失敗した経験をしたあとは、なるべく間隔をあけないでもう一度挑戦して、いい経験にしてあげてください

引用:自閉症の人の自立への力を育てる

家事に報酬を

家庭で自立課題をこなした分を、工賃としてもらっていたアルドくん。
今までタダでもらっていたおやつに値段をつけお金を払うこと2年。その後小学5年生から全ての家事に報酬が伴うようにしました。

単価の高い仕事には「低頻度行動」と配置します。どんなに金欠でもまずやろうとしないものは、一番上になります(報酬が高い)。この仕事を子どもに取られるようでは計算が狂いますので、子どものやられる前に親がやってしまうべきです。
そして単価の安い仕事には「高頻度行動」と。
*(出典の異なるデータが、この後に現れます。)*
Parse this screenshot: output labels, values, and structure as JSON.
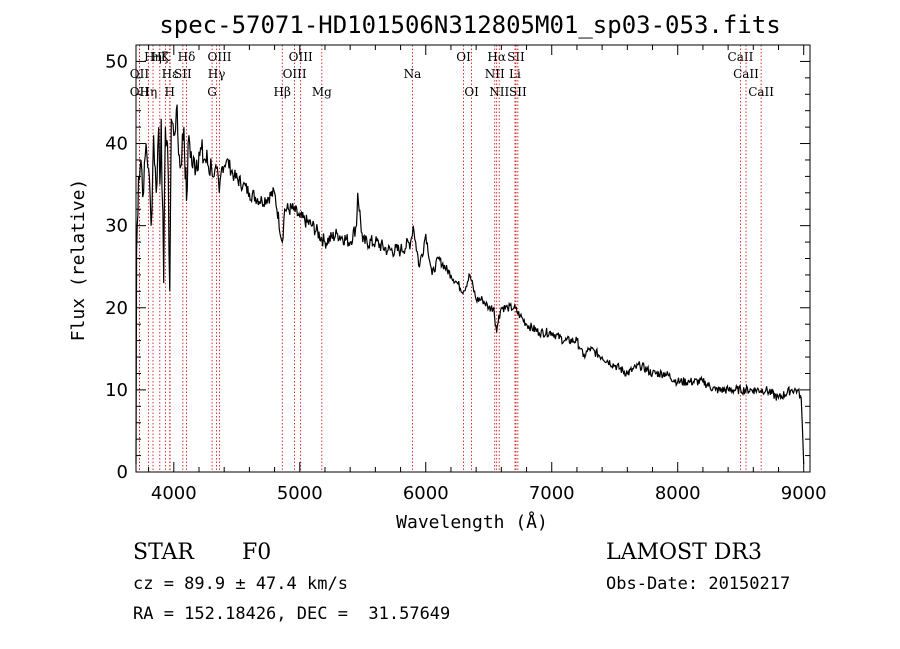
{
  "chart_data": {
    "type": "line",
    "title": "spec-57071-HD101506N312805M01_sp03-053.fits",
    "xlabel": "Wavelength (Å)",
    "ylabel": "Flux (relative)",
    "xlim": [
      3700,
      9050
    ],
    "ylim": [
      0,
      52
    ],
    "xticks": [
      4000,
      5000,
      6000,
      7000,
      8000,
      9000
    ],
    "yticks": [
      0,
      10,
      20,
      30,
      40,
      50
    ],
    "series": [
      {
        "name": "flux",
        "x": [
          3700,
          3705,
          3720,
          3740,
          3760,
          3780,
          3800,
          3820,
          3840,
          3860,
          3880,
          3890,
          3900,
          3920,
          3933,
          3950,
          3968,
          3980,
          4000,
          4020,
          4050,
          4080,
          4101,
          4120,
          4150,
          4200,
          4250,
          4300,
          4320,
          4340,
          4361,
          4380,
          4420,
          4480,
          4550,
          4600,
          4700,
          4800,
          4861,
          4880,
          4950,
          5000,
          5100,
          5200,
          5300,
          5400,
          5450,
          5460,
          5500,
          5600,
          5700,
          5800,
          5880,
          5900,
          5920,
          5950,
          6000,
          6050,
          6100,
          6200,
          6250,
          6300,
          6350,
          6400,
          6450,
          6500,
          6540,
          6563,
          6580,
          6600,
          6650,
          6700,
          6750,
          6800,
          6900,
          7000,
          7100,
          7200,
          7230,
          7250,
          7300,
          7400,
          7500,
          7600,
          7700,
          7800,
          7900,
          8000,
          8100,
          8200,
          8300,
          8400,
          8500,
          8600,
          8700,
          8800,
          8900,
          8950,
          8980,
          9000
        ],
        "values": [
          1,
          27,
          36,
          38,
          34,
          40,
          37,
          30,
          41,
          34,
          42,
          35,
          43,
          23,
          42,
          40,
          22,
          43,
          41,
          44,
          37,
          42,
          33,
          41,
          37,
          39,
          38,
          37,
          36,
          37,
          34,
          37,
          38,
          36,
          35,
          34,
          33,
          34,
          28,
          32,
          32,
          31,
          30,
          28,
          29,
          28,
          30,
          34,
          28,
          28,
          27,
          27,
          28,
          30,
          28,
          25,
          29,
          24,
          26,
          24,
          23,
          22,
          24,
          21,
          21,
          20,
          20,
          17,
          19,
          20,
          20,
          20,
          19,
          18,
          17,
          17,
          16,
          16,
          15,
          14,
          15,
          14,
          13,
          12,
          13,
          12,
          12,
          11,
          11,
          11,
          10,
          10,
          10,
          10,
          10,
          9,
          10,
          10,
          9,
          1
        ]
      }
    ],
    "spectral_lines": [
      {
        "wl": 3727,
        "label": "OII",
        "row": 2
      },
      {
        "wl": 3727,
        "label": "OII",
        "row": 3
      },
      {
        "wl": 3798,
        "label": "Hη",
        "row": 3
      },
      {
        "wl": 3835,
        "label": "Hη",
        "row": 1
      },
      {
        "wl": 3889,
        "label": "Hζ",
        "row": 1
      },
      {
        "wl": 3933,
        "label": "K",
        "row": 1
      },
      {
        "wl": 3968,
        "label": "H",
        "row": 3
      },
      {
        "wl": 3970,
        "label": "Hε",
        "row": 2
      },
      {
        "wl": 4072,
        "label": "SII",
        "row": 2
      },
      {
        "wl": 4101,
        "label": "Hδ",
        "row": 1
      },
      {
        "wl": 4304,
        "label": "G",
        "row": 3
      },
      {
        "wl": 4340,
        "label": "Hγ",
        "row": 2
      },
      {
        "wl": 4363,
        "label": "OIII",
        "row": 1
      },
      {
        "wl": 4861,
        "label": "Hβ",
        "row": 3
      },
      {
        "wl": 4959,
        "label": "OIII",
        "row": 2
      },
      {
        "wl": 5007,
        "label": "OIII",
        "row": 1
      },
      {
        "wl": 5175,
        "label": "Mg",
        "row": 3
      },
      {
        "wl": 5894,
        "label": "Na",
        "row": 2
      },
      {
        "wl": 6300,
        "label": "OI",
        "row": 1
      },
      {
        "wl": 6364,
        "label": "OI",
        "row": 3
      },
      {
        "wl": 6548,
        "label": "NII",
        "row": 2
      },
      {
        "wl": 6563,
        "label": "Hα",
        "row": 1
      },
      {
        "wl": 6583,
        "label": "NII",
        "row": 3
      },
      {
        "wl": 6708,
        "label": "Li",
        "row": 2
      },
      {
        "wl": 6716,
        "label": "SII",
        "row": 1
      },
      {
        "wl": 6731,
        "label": "SII",
        "row": 3
      },
      {
        "wl": 8498,
        "label": "CaII",
        "row": 1
      },
      {
        "wl": 8542,
        "label": "CaII",
        "row": 2
      },
      {
        "wl": 8662,
        "label": "CaII",
        "row": 3
      }
    ]
  },
  "info": {
    "class_label": "STAR",
    "subclass": "F0",
    "survey": "LAMOST DR3",
    "cz": "cz = 89.9 ± 47.4 km/s",
    "obs_date": "Obs-Date: 20150217",
    "coords": "RA = 152.18426, DEC =  31.57649"
  }
}
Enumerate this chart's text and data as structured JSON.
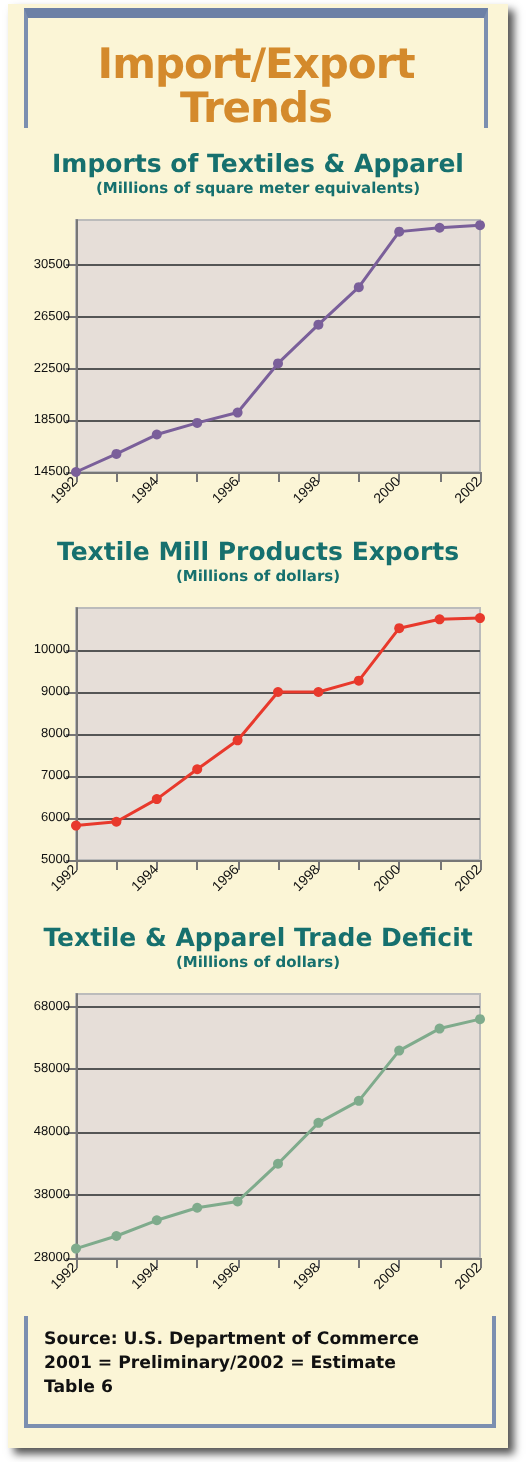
{
  "chart_data": [
    {
      "type": "other",
      "title": "Import/Export Trends"
    },
    {
      "type": "line",
      "title": "Imports of Textiles & Apparel",
      "subtitle": "(Millions of square meter equivalents)",
      "categories": [
        "1992",
        null,
        "1994",
        null,
        "1996",
        null,
        "1998",
        null,
        "2000",
        null,
        "2002"
      ],
      "series": [
        {
          "color": "#7a5f9a",
          "values": [
            14500,
            15900,
            17400,
            18300,
            19100,
            22900,
            25900,
            28800,
            33100,
            33400,
            33600
          ]
        }
      ],
      "ylim": [
        14500,
        34000
      ],
      "yticks": [
        14500,
        18500,
        22500,
        26500,
        30500
      ],
      "grid": "y",
      "marker": "circle"
    },
    {
      "type": "line",
      "title": "Textile Mill Products Exports",
      "subtitle": "(Millions of dollars)",
      "categories": [
        "1992",
        null,
        "1994",
        null,
        "1996",
        null,
        "1998",
        null,
        "2000",
        null,
        "2002"
      ],
      "series": [
        {
          "color": "#e8392c",
          "values": [
            5820,
            5910,
            6450,
            7160,
            7850,
            9000,
            9000,
            9270,
            10520,
            10730,
            10760
          ]
        }
      ],
      "ylim": [
        5000,
        11000
      ],
      "yticks": [
        5000,
        6000,
        7000,
        8000,
        9000,
        10000
      ],
      "grid": "y",
      "marker": "circle"
    },
    {
      "type": "line",
      "title": "Textile & Apparel Trade Deficit",
      "subtitle": "(Millions of dollars)",
      "categories": [
        "1992",
        null,
        "1994",
        null,
        "1996",
        null,
        "1998",
        null,
        "2000",
        null,
        "2002"
      ],
      "series": [
        {
          "color": "#7fab8c",
          "values": [
            29500,
            31500,
            34000,
            36000,
            37000,
            43000,
            49500,
            53000,
            61000,
            64500,
            66000
          ]
        }
      ],
      "ylim": [
        28000,
        70000
      ],
      "yticks": [
        28000,
        38000,
        48000,
        58000,
        68000
      ],
      "grid": "y",
      "marker": "circle"
    },
    {
      "type": "other",
      "annotations": [
        "Source: U.S. Department of Commerce",
        "2001 = Preliminary/2002 = Estimate",
        "Table 6"
      ]
    }
  ]
}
これはすでに毎日定着している日課のようなものや好きな活動が該当します。

引用:「稼ぎたい気持ち」に火をつける

単価のレートも高くしていき、中学3年生で月6千円、高校3年生で月8万円稼がせ、その代わりに家賃・光熱費・食事代などといって7万5千円巻き上げる。

つまり払う金額は多いですが、家の中でぐるぐるお金が回っているだけです。これならできそうです。

人間っていうのは、必ずしも手にできる額の高さで幸せを感じるわけではないんですよ。自分で使うために自分で稼いでいるという感覚が大切なんですよね。

引用:「稼ぎたい気持ち」に火をつける

その通りだと思います。お金は道具であって、目的ではありませんから、やみくもに稼ぐことが幸せでなないはずです。

娘の話

娘には以前紹介した本を読み『10歳の夏休みから10年計画で家事ができる人に』を実行し、家事に対し給料としてお金を渡しました。

ただ先生のアイデアのように、頻度によって金額を分けること、家のお菓子に値段をつけてはいなかったので、取り入れてみたいと思いました。

そして「破産させる経験」はいいですね。娘は以前、ATMはお金がいくらでも出る機械だと思っており、お金がなくてもATMがあるから大丈夫と考えていました。そのため娘本人の通帳をつくり、給料から一定額を貯金させてきました。しかし破産させるという発想はなかったので、これは今度やってみたいと思いました。

個別相談を希望される方は、次の注意事項FAQをご覧の上、お問い合わせください。
※原則として年齢制限があります。
※会員数に制限がかけられているので、必ず相談にのってもらえる訳ではありません。
※事前に先生の著書を読んでおく必要があります。

今回は、奥田先生の本を紹介させてもらいました。

先生のような子育てのスペシャリストは他に一人としていないでしょう。先生の他の本も読んで思うのは、子どものことを考えているからこそ、その分、親には厳しいということです。親も覚悟が試されます。

私は発達障害の子の関りには、ABAの知識は必須だと思っています。私が読んでいたABAの本は古いものが多いので、最近のABAの本はご紹介できませんが(自分が読んでいないので)、今までABAの本を1度も読んだことがない方は、いくつか読まれることをおすすめします。